III. Human sacrifice
  • Made sacrifices of young men and women to river deities, and to have buried slaves alive with their owners upon death as part of a funeral service.
  • Women and slaves are also buried together alive with high-ranking leaders.

IV. Writing system
  • The Shang dynasty developed a system of writing consisting of over 3,000 symbols.
  • This writing system has remained in use for over 3,500 years.
  • Each of these characters is made of two parts. One part tells its meaning and the other tells its pronunciation.
Human / Environment
  • Arose in the Hwang Ho River Valley (Yellow River Valley), permitting a stable and bountiful supply of agriculture to support a large, growing civilization.
  • The civilization was based on agriculture, augmented by hunting and animal husbandry.
  • The river was a source of transportation which allowed for trade.
  • Shang Dynasty changed their capital numerous times because of environmental problems (floods), hostile neighbors, or because they were a semi-nomadic people used to moving.

Traded primarily with Mesapotima Indus Valley Civilization.
  • Silk Road
    • Found steep and high mountains in the southwest region of China extremely challenging to negotiate.
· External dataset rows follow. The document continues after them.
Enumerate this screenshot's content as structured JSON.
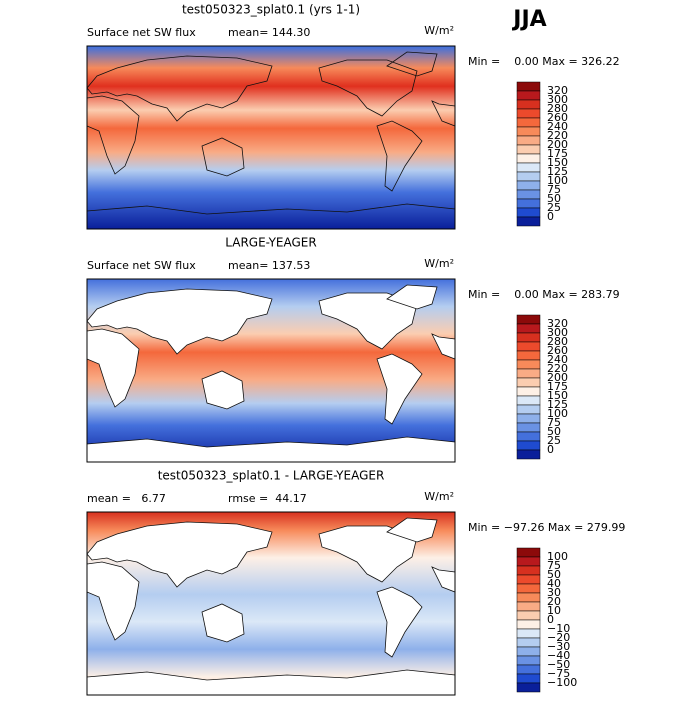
{
  "header": {
    "season": "JJA"
  },
  "panels": [
    {
      "title": "test050323_splat0.1 (yrs 1-1)",
      "field": "Surface net SW flux",
      "stat": "mean= 144.30",
      "units": "W/m²",
      "range": "Min =    0.00 Max = 326.22",
      "colorbar": {
        "labels": [
          "320",
          "300",
          "280",
          "260",
          "240",
          "220",
          "200",
          "175",
          "150",
          "125",
          "100",
          "75",
          "50",
          "25",
          "0"
        ],
        "colors": [
          "#8c0a0a",
          "#b8191d",
          "#d7301f",
          "#ec4a2c",
          "#f4683c",
          "#f78a5a",
          "#f9ab85",
          "#fbcdb0",
          "#fdf0e6",
          "#dbe8f7",
          "#b4cdf0",
          "#8eb0ea",
          "#6a92e4",
          "#4470dc",
          "#1f4bd0",
          "#0a1f9a"
        ]
      }
    },
    {
      "title": "LARGE-YEAGER",
      "field": "Surface net SW flux",
      "stat": "mean= 137.53",
      "units": "W/m²",
      "range": "Min =    0.00 Max = 283.79",
      "colorbar": {
        "labels": [
          "320",
          "300",
          "280",
          "260",
          "240",
          "220",
          "200",
          "175",
          "150",
          "125",
          "100",
          "75",
          "50",
          "25",
          "0"
        ],
        "colors": [
          "#8c0a0a",
          "#b8191d",
          "#d7301f",
          "#ec4a2c",
          "#f4683c",
          "#f78a5a",
          "#f9ab85",
          "#fbcdb0",
          "#fdf0e6",
          "#dbe8f7",
          "#b4cdf0",
          "#8eb0ea",
          "#6a92e4",
          "#4470dc",
          "#1f4bd0",
          "#0a1f9a"
        ]
      }
    },
    {
      "title": "test050323_splat0.1 - LARGE-YEAGER",
      "field": "mean =   6.77",
      "stat": "rmse =  44.17",
      "units": "W/m²",
      "range": "Min = −97.26 Max = 279.99",
      "colorbar": {
        "labels": [
          "100",
          "75",
          "50",
          "40",
          "30",
          "20",
          "10",
          "0",
          "−10",
          "−20",
          "−30",
          "−40",
          "−50",
          "−75",
          "−100"
        ],
        "colors": [
          "#8c0a0a",
          "#b8191d",
          "#d7301f",
          "#ec4a2c",
          "#f4683c",
          "#f78a5a",
          "#f9ab85",
          "#fbcdb0",
          "#fdf0e6",
          "#dbe8f7",
          "#b4cdf0",
          "#8eb0ea",
          "#6a92e4",
          "#4470dc",
          "#1f4bd0",
          "#0a1f9a"
        ]
      }
    }
  ]
}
In order to overcome difficulties, clever ancient people built characteristic bridges and plank roads along cliffs by perforating holes on mountains.
    • traders carried products such as silk and tea through the Gansu Corridor to the countries in the west and east
    • Various goods like silks, bullions, irons, ivories, cubiloses, pearls, seashells and ambers traversed the route regularly.SILKMAP3.jpeg

  • Bronze production
    • Shang Dynasty known as the "Bronze Age" due to its mastered of Bronze production.imgres-1.jpeg
    • People saw bronze more valuable than gold and silver.
    • The casting techniques of bronzes wares were at its peak.
    • Labor-intensive bronze production was a symbolic of ruling authority.
    • Bronze was used in making a variety of ceremonial vessels, instruments, and weapons.
  • The King had supreme power over everything else; He was both the political leader as well as the religious leader
  • A monarchy system.
  • Hierarchy society
  • Constantly at war with outsiders near and far (Evidence found in oracle bones)
  • The king sent out armies of as many as 13,000 men to fight battles on behalf of the kingdom. Victorious armies brought back prisoners of war

Rise : King Tang founded the Shang dynasty by overthrowing the last king of the Xia dynasty.
Fall: Ended in about 1050 BCE, when conquerors from the state of Zhou invaded the capital and successfully toppled the Dynasty.